Si l'employeur s'attache, dans ses écritures, à rappeler l'ensemble des obligations qui s'imposent à la caisse lors de la procédure d'instruction et les sanctions attenantes, l'appelante formule une seule critique tenant à l'absence de notification de la décision de prise en charge de la maladie professionnelle.

Aux termes de l'article R. 441-14 du code de la sécurité sociale en sa rédaction applicable en l'espèce, la décision motivée de la caisse est notifiée, avec mention des voies et délais de recours par tout moyen permettant de déterminer la date de réception, à la victime ou ses ayants droit, si le caractère professionnel de l'accident n'est pas reconnu, ou à l'employeur dans le cas contraire.



Contrairement à ce que soutient la société, il est constant qu'en application de cet article, l'absence de notification de la décision de la caisse permet seulement à la partie à laquelle cette décision fait grief d'en contester le bien-fondé sans condition de délai.
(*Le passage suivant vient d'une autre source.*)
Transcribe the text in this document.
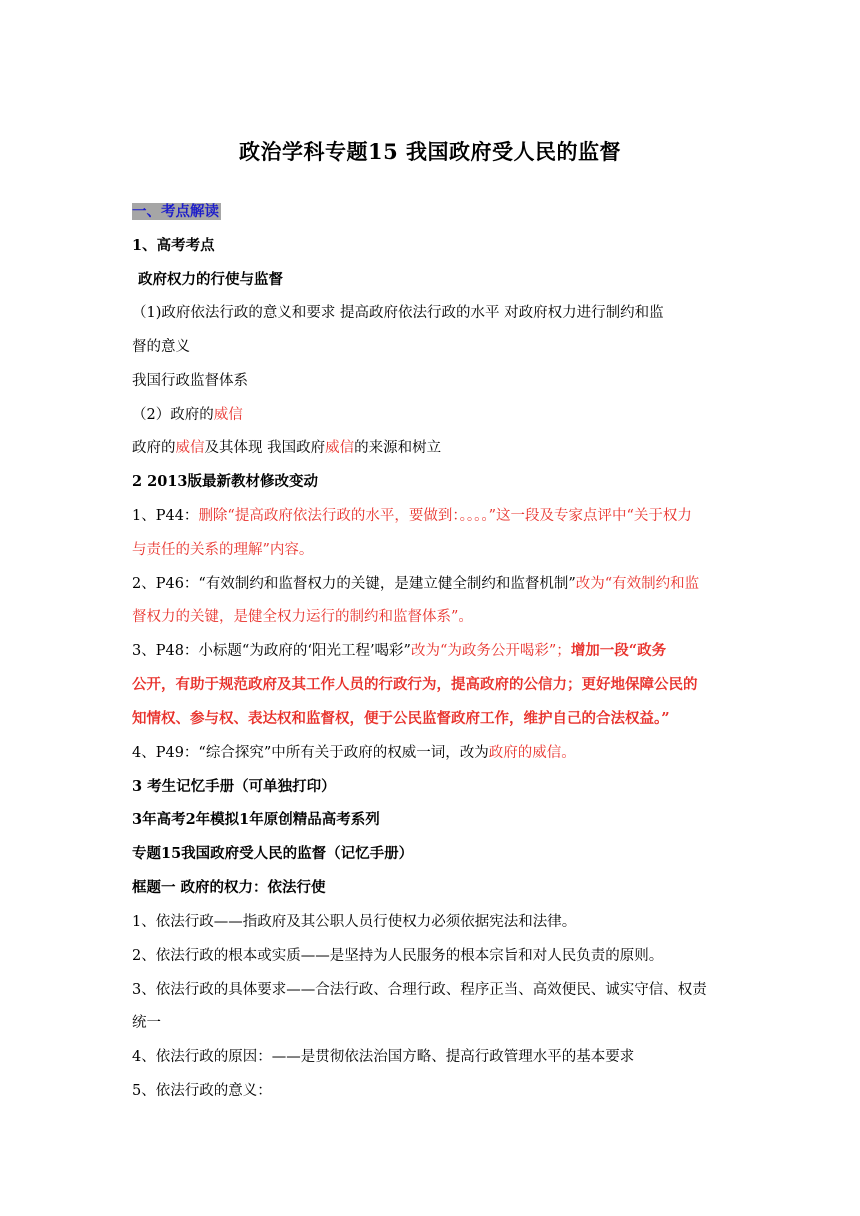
政治学科专题15 我国政府受人民的监督
一、考点解读
1、高考考点
政府权力的行使与监督
（1)政府依法行政的意义和要求 提高政府依法行政的水平 对政府权力进行制约和监
督的意义
我国行政监督体系
（2）政府的威信
政府的威信及其体现 我国政府威信的来源和树立
2 2013版最新教材修改变动
1、P44：删除“提高政府依法行政的水平，要做到：。。。。”这一段及专家点评中“关于权力
与责任的关系的理解”内容。
2、P46：“有效制约和监督权力的关键，是建立健全制约和监督机制”改为“有效制约和监
督权力的关键，是健全权力运行的制约和监督体系”。
3、P48：小标题“为政府的‘阳光工程’喝彩”改为“为政务公开喝彩”；增加一段“政务
公开，有助于规范政府及其工作人员的行政行为，提高政府的公信力；更好地保障公民的
知情权、参与权、表达权和监督权，便于公民监督政府工作，维护自己的合法权益。”
4、P49：“综合探究”中所有关于政府的权威一词，改为政府的威信。
3 考生记忆手册（可单独打印）
3年高考2年模拟1年原创精品高考系列
专题15我国政府受人民的监督（记忆手册）
框题一 政府的权力：依法行使
1、依法行政——指政府及其公职人员行使权力必须依据宪法和法律。
2、依法行政的根本或实质——是坚持为人民服务的根本宗旨和对人民负责的原则。
3、依法行政的具体要求——合法行政、合理行政、程序正当、高效便民、诚实守信、权责
统一
4、依法行政的原因：——是贯彻依法治国方略、提高行政管理水平的基本要求
5、依法行政的意义：
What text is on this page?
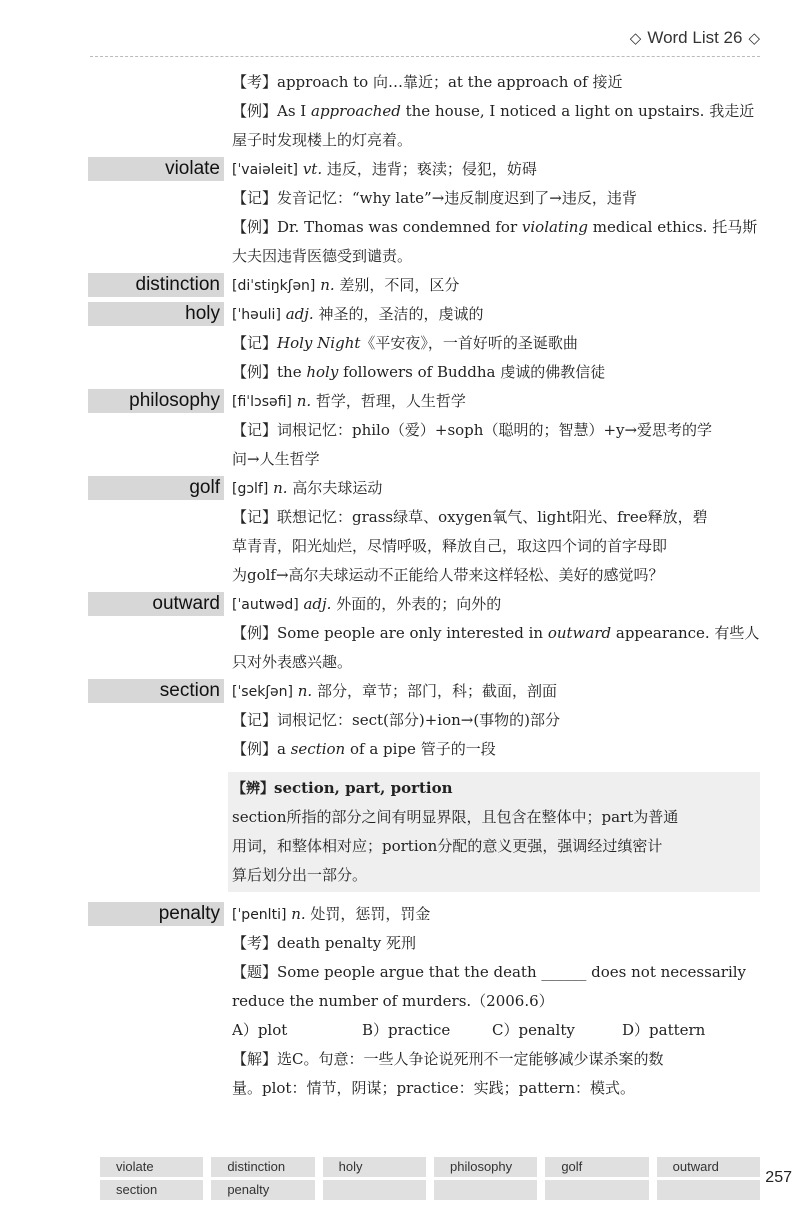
◇ Word List 26 ◇
【考】approach to 向…靠近；at the approach of 接近
【例】As I approached the house, I noticed a light on upstairs. 我走近
屋子时发现楼上的灯亮着。
violate [ˈvaiəleit] vt. 违反，违背；亵渎；侵犯，妨碍
【记】发音记忆：“why late”→违反制度迟到了→违反，违背
【例】Dr. Thomas was condemned for violating medical ethics. 托马斯
大夫因违背医德受到谴责。
distinction [diˈstiŋkʃən] n. 差别，不同，区分
holy [ˈhəuli] adj. 神圣的，圣洁的，虔诚的
【记】Holy Night《平安夜》，一首好听的圣诞歌曲
【例】the holy followers of Buddha 虔诚的佛教信徒
philosophy [fiˈlɔsəfi] n. 哲学，哲理，人生哲学
【记】词根记忆：philo（爱）+soph（聪明的；智慧）+y→爱思考的学
问→人生哲学
golf [gɔlf] n. 高尔夫球运动
【记】联想记忆：grass绿草、oxygen氧气、light阳光、free释放，碧
草青青，阳光灿烂，尽情呼吸，释放自己，取这四个词的首字母即
为golf→高尔夫球运动不正能给人带来这样轻松、美好的感觉吗？
outward [ˈautwəd] adj. 外面的，外表的；向外的
【例】Some people are only interested in outward appearance. 有些人
只对外表感兴趣。
section [ˈsekʃən] n. 部分，章节；部门，科；截面，剖面
【记】词根记忆：sect(部分)+ion→(事物的)部分
【例】a section of a pipe 管子的一段
【辨】section, part, portion
section所指的部分之间有明显界限，且包含在整体中；part为普通
用词，和整体相对应；portion分配的意义更强，强调经过缜密计
算后划分出一部分。
penalty [ˈpenlti] n. 处罚，惩罚，罚金
【考】death penalty 死刑
【题】Some people argue that the death ______ does not necessarily
reduce the number of murders.（2006.6）
A）plot	B）practice	C）penalty	D）pattern
【解】选C。句意：一些人争论说死刑不一定能够减少谋杀案的数
量。plot：情节，阴谋；practice：实践；pattern：模式。
violate	distinction	holy	philosophy	golf	outward
section	penalty
257
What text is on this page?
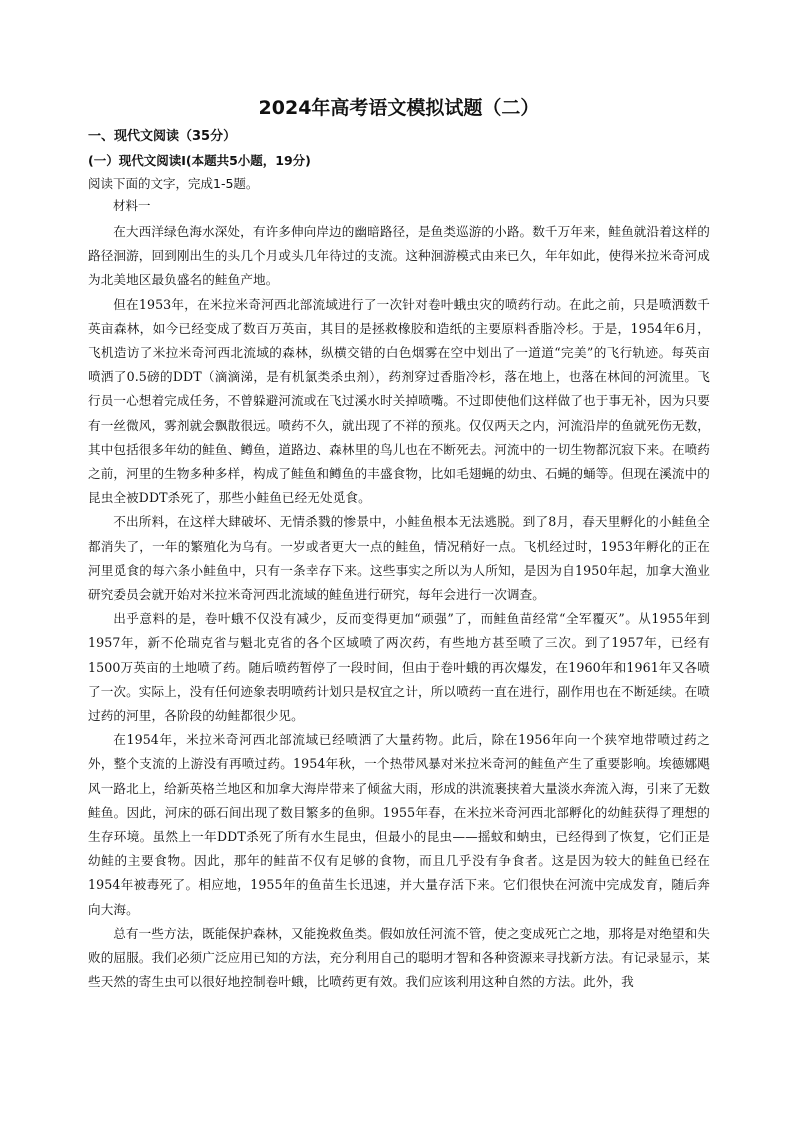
2024年高考语文模拟试题（二）
一、现代文阅读（35分）
(一）现代文阅读Ⅰ(本题共5小题，19分)
阅读下面的文字，完成1-5题。
材料一

在大西洋绿色海水深处，有许多伸向岸边的幽暗路径，是鱼类巡游的小路。数千万年来，鲑鱼就沿着这样的路径洄游，回到刚出生的头几个月或头几年待过的支流。这种洄游模式由来已久，年年如此，使得米拉米奇河成为北美地区最负盛名的鲑鱼产地。

但在1953年，在米拉米奇河西北部流域进行了一次针对卷叶蛾虫灾的喷药行动。在此之前，只是喷洒数千英亩森林，如今已经变成了数百万英亩，其目的是拯救橡胶和造纸的主要原料香脂冷杉。于是，1954年6月，飞机造访了米拉米奇河西北流域的森林，纵横交错的白色烟雾在空中划出了一道道“完美”的飞行轨迹。每英亩喷洒了0.5磅的DDT（滴滴涕，是有机氯类杀虫剂），药剂穿过香脂冷杉，落在地上，也落在林间的河流里。飞行员一心想着完成任务，不曾躲避河流或在飞过溪水时关掉喷嘴。不过即使他们这样做了也于事无补，因为只要有一丝微风，雾剂就会飘散很远。喷药不久，就出现了不祥的预兆。仅仅两天之内，河流沿岸的鱼就死伤无数，其中包括很多年幼的鲑鱼、鳟鱼，道路边、森林里的鸟儿也在不断死去。河流中的一切生物都沉寂下来。在喷药之前，河里的生物多种多样，构成了鲑鱼和鳟鱼的丰盛食物，比如毛翅蝇的幼虫、石蝇的蛹等。但现在溪流中的昆虫全被DDT杀死了，那些小鲑鱼已经无处觅食。

不出所料，在这样大肆破坏、无情杀戮的惨景中，小鲑鱼根本无法逃脱。到了8月，春天里孵化的小鲑鱼全都消失了，一年的繁殖化为乌有。一岁或者更大一点的鲑鱼，情况稍好一点。飞机经过时，1953年孵化的正在河里觅食的每六条小鲑鱼中，只有一条幸存下来。这些事实之所以为人所知，是因为自1950年起，加拿大渔业研究委员会就开始对米拉米奇河西北流域的鲑鱼进行研究，每年会进行一次调查。

出乎意料的是，卷叶蛾不仅没有减少，反而变得更加“顽强”了，而鲑鱼苗经常“全军覆灭”。从1955年到1957年，新不伦瑞克省与魁北克省的各个区域喷了两次药，有些地方甚至喷了三次。到了1957年，已经有1500万英亩的土地喷了药。随后喷药暂停了一段时间，但由于卷叶蛾的再次爆发，在1960年和1961年又各喷了一次。实际上，没有任何迹象表明喷药计划只是权宜之计，所以喷药一直在进行，副作用也在不断延续。在喷过药的河里，各阶段的幼鲑都很少见。

在1954年，米拉米奇河西北部流域已经喷洒了大量药物。此后，除在1956年向一个狭窄地带喷过药之外，整个支流的上游没有再喷过药。1954年秋，一个热带风暴对米拉米奇河的鲑鱼产生了重要影响。埃德娜飓风一路北上，给新英格兰地区和加拿大海岸带来了倾盆大雨，形成的洪流裹挟着大量淡水奔流入海，引来了无数鲑鱼。因此，河床的砾石间出现了数目繁多的鱼卵。1955年春，在米拉米奇河西北部孵化的幼鲑获得了理想的生存环境。虽然上一年DDT杀死了所有水生昆虫，但最小的昆虫——摇蚊和蚋虫，已经得到了恢复，它们正是幼鲑的主要食物。因此，那年的鲑苗不仅有足够的食物，而且几乎没有争食者。这是因为较大的鲑鱼已经在1954年被毒死了。相应地，1955年的鱼苗生长迅速，并大量存活下来。它们很快在河流中完成发育，随后奔向大海。

总有一些方法，既能保护森林，又能挽救鱼类。假如放任河流不管，使之变成死亡之地，那将是对绝望和失败的屈服。我们必须广泛应用已知的方法，充分利用自己的聪明才智和各种资源来寻找新方法。有记录显示，某些天然的寄生虫可以很好地控制卷叶蛾，比喷药更有效。我们应该利用这种自然的方法。此外，我
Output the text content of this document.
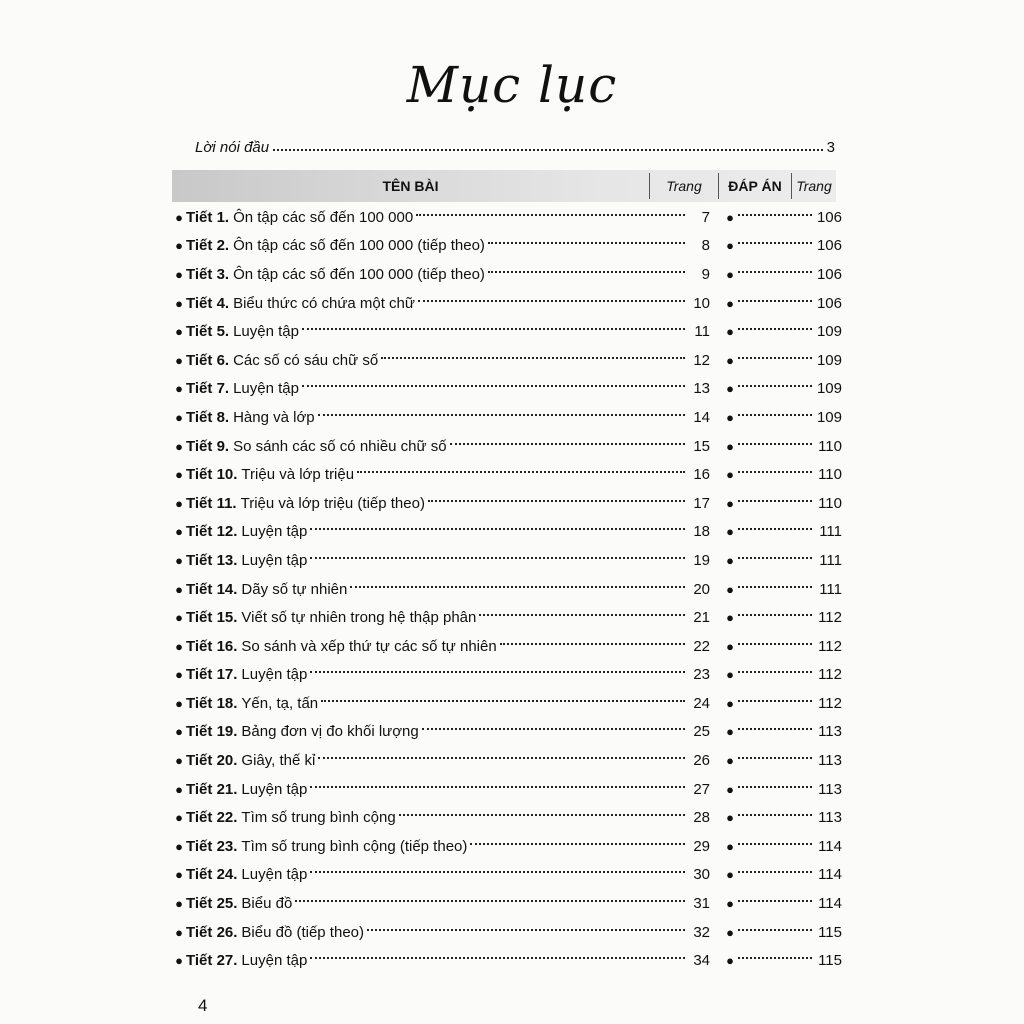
Mục lục
Lời nói đầu	3
TÊN BÀI	Trang	ĐÁP ÁN	Trang
● Tiết 1 . Ôn tập các số đến 100 000	7 ●	106
● Tiết 2 . Ôn tập các số đến 100 000 (tiếp theo)	8 ●	106
● Tiết 3 . Ôn tập các số đến 100 000 (tiếp theo)	9 ●	106
● Tiết 4 . Biểu thức có chứa một chữ	10 ●	106
● Tiết 5 . Luyện tập	11 ●	109
● Tiết 6 . Các số có sáu chữ số	12 ●	109
● Tiết 7 . Luyện tập	13 ●	109
● Tiết 8 . Hàng và lớp	14 ●	109
● Tiết 9 . So sánh các số có nhiều chữ số	15 ●	110
● Tiết 10 . Triệu và lớp triệu	16 ●	110
● Tiết 11 . Triệu và lớp triệu (tiếp theo)	17 ●	110
● Tiết 12 . Luyện tập	18 ●	111
● Tiết 13 . Luyện tập	19 ●	111
● Tiết 14 . Dãy số tự nhiên	20 ●	111
● Tiết 15 . Viết số tự nhiên trong hệ thập phân	21 ●	112
● Tiết 16 . So sánh và xếp thứ tự các số tự nhiên	22 ●	112
● Tiết 17 . Luyện tập	23 ●	112
● Tiết 18 . Yến, tạ, tấn	24 ●	112
● Tiết 19 . Bảng đơn vị đo khối lượng	25 ●	113
● Tiết 20 . Giây, thế kỉ	26 ●	113
● Tiết 21 . Luyện tập	27 ●	113
● Tiết 22 . Tìm số trung bình cộng	28 ●	113
● Tiết 23 . Tìm số trung bình cộng (tiếp theo)	29 ●	114
● Tiết 24 . Luyện tập	30 ●	114
● Tiết 25 . Biểu đồ	31 ●	114
● Tiết 26 . Biểu đồ (tiếp theo)	32 ●	115
● Tiết 27 . Luyện tập	34 ●	115
4
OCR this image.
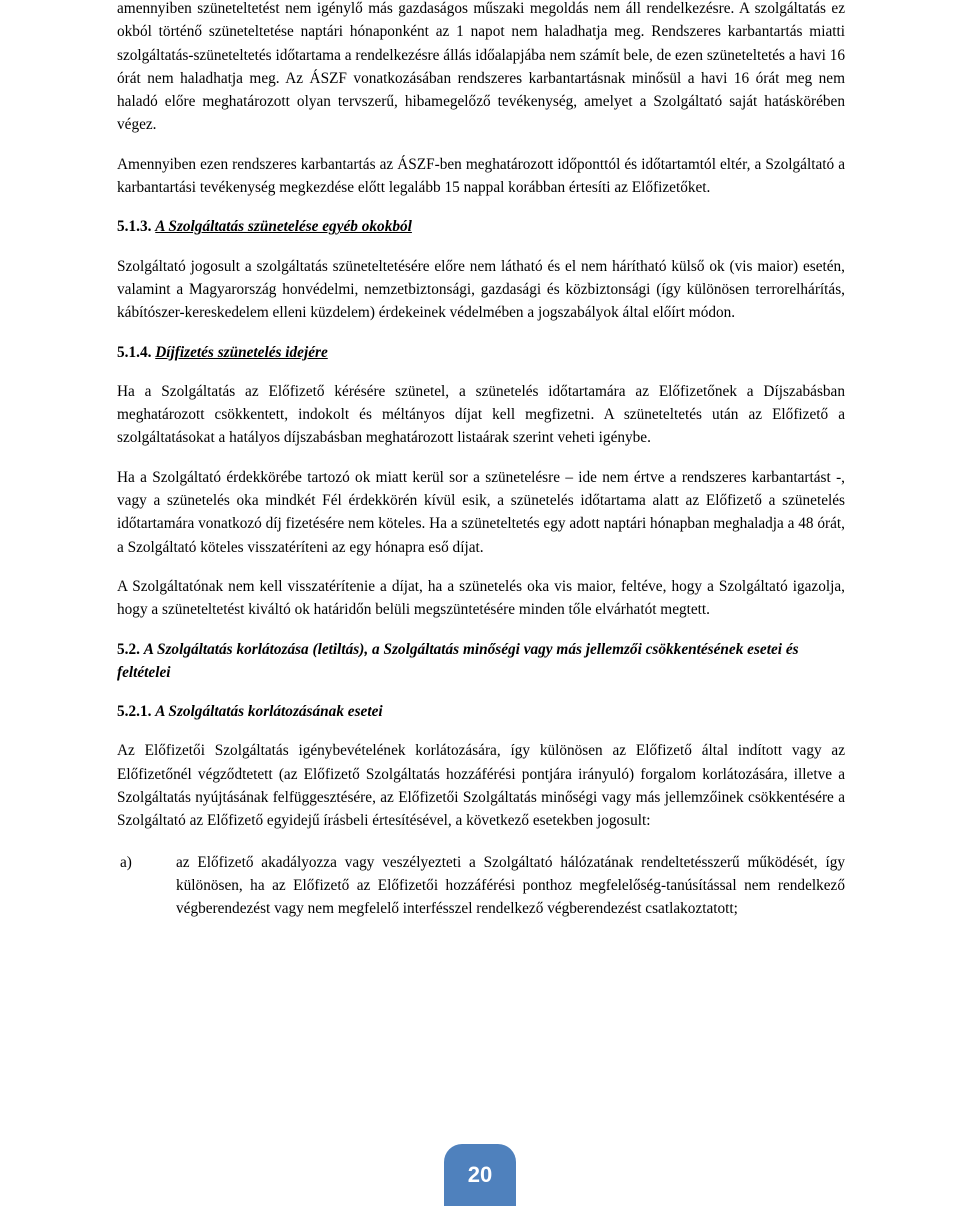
amennyiben szüneteltetést nem igénylő más gazdaságos műszaki megoldás nem áll rendelkezésre. A szolgáltatás ez okból történő szüneteltetése naptári hónaponként az 1 napot nem haladhatja meg. Rendszeres karbantartás miatti szolgáltatás-szüneteltetés időtartama a rendelkezésre állás időalapjába nem számít bele, de ezen szüneteltetés a havi 16 órát nem haladhatja meg. Az ÁSZF vonatkozásában rendszeres karbantartásnak minősül a havi 16 órát meg nem haladó előre meghatározott olyan tervszerű, hibamegelőző tevékenység, amelyet a Szolgáltató saját hatáskörében végez.

Amennyiben ezen rendszeres karbantartás az ÁSZF-ben meghatározott időponttól és időtartamtól eltér, a Szolgáltató a karbantartási tevékenység megkezdése előtt legalább 15 nappal korábban értesíti az Előfizetőket.

5.1.3. A Szolgáltatás szünetelése egyéb okokból

Szolgáltató jogosult a szolgáltatás szüneteltetésére előre nem látható és el nem hárítható külső ok (vis maior) esetén, valamint a Magyarország honvédelmi, nemzetbiztonsági, gazdasági és közbiztonsági (így különösen terrorelhárítás, kábítószer-kereskedelem elleni küzdelem) érdekeinek védelmében a jogszabályok által előírt módon.

5.1.4. Díjfizetés szünetelés idejére

Ha a Szolgáltatás az Előfizető kérésére szünetel, a szünetelés időtartamára az Előfizetőnek a Díjszabásban meghatározott csökkentett, indokolt és méltányos díjat kell megfizetni. A szüneteltetés után az Előfizető a szolgáltatásokat a hatályos díjszabásban meghatározott listaárak szerint veheti igénybe.

Ha a Szolgáltató érdekkörébe tartozó ok miatt kerül sor a szünetelésre – ide nem értve a rendszeres karbantartást -, vagy a szünetelés oka mindkét Fél érdekkörén kívül esik, a szünetelés időtartama alatt az Előfizető a szünetelés időtartamára vonatkozó díj fizetésére nem köteles. Ha a szüneteltetés egy adott naptári hónapban meghaladja a 48 órát, a Szolgáltató köteles visszatéríteni az egy hónapra eső díjat.

A Szolgáltatónak nem kell visszatérítenie a díjat, ha a szünetelés oka vis maior, feltéve, hogy a Szolgáltató igazolja, hogy a szüneteltetést kiváltó ok határidőn belüli megszüntetésére minden tőle elvárhatót megtett.

5.2. A Szolgáltatás korlátozása (letiltás), a Szolgáltatás minőségi vagy más jellemzői csökkentésének esetei és feltételei
5.2.1. A Szolgáltatás korlátozásának esetei

Az Előfizetői Szolgáltatás igénybevételének korlátozására, így különösen az Előfizető által indított vagy az Előfizetőnél végződtetett (az Előfizető Szolgáltatás hozzáférési pontjára irányuló) forgalom korlátozására, illetve a Szolgáltatás nyújtásának felfüggesztésére, az Előfizetői Szolgáltatás minőségi vagy más jellemzőinek csökkentésére a Szolgáltató az Előfizető egyidejű írásbeli értesítésével, a következő esetekben jogosult:

a)	az Előfizető akadályozza vagy veszélyezteti a Szolgáltató hálózatának rendeltetésszerű működését, így különösen, ha az Előfizető az Előfizetői hozzáférési ponthoz megfelelőség-tanúsítással nem rendelkező végberendezést vagy nem megfelelő interfésszel rendelkező végberendezést csatlakoztatott;

20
Ainsi, l'absence de notification ne permet pas aux juges de fond d'en déduire directement l'inopposabilité de la prise en charge.



Il s'ensuit que si la caisse ne démontre pas avoir adressé le courrier de notification de prise en charge à l'employeur, cette lacune n'entraîne pas l'inopposabilité de la décision de prise en charge de la maladie de M. [T] à l'égard de la société [4].



Le jugement dont appel sera en conséquence confirmé en ce qu'il a débouté l'employeur de sa demande formée sur ce point.



* Sur les dépens



La société [4], qui succombe, sera condamnée aux dépens conformément aux dispositions de l'article 696 du code de procédure civile.



PAR CES MOTIFS,



LA COUR, statuant publiquement par arrêt contradictoire en dernier ressort par mise à disposition au greffe,



CONFIRME la décision entreprise en toutes ses dispositions ;



Y AJOUTANT,



CONDAMNE la société [4], anciennement dénommée [5] et [6] aux dépens d'appel.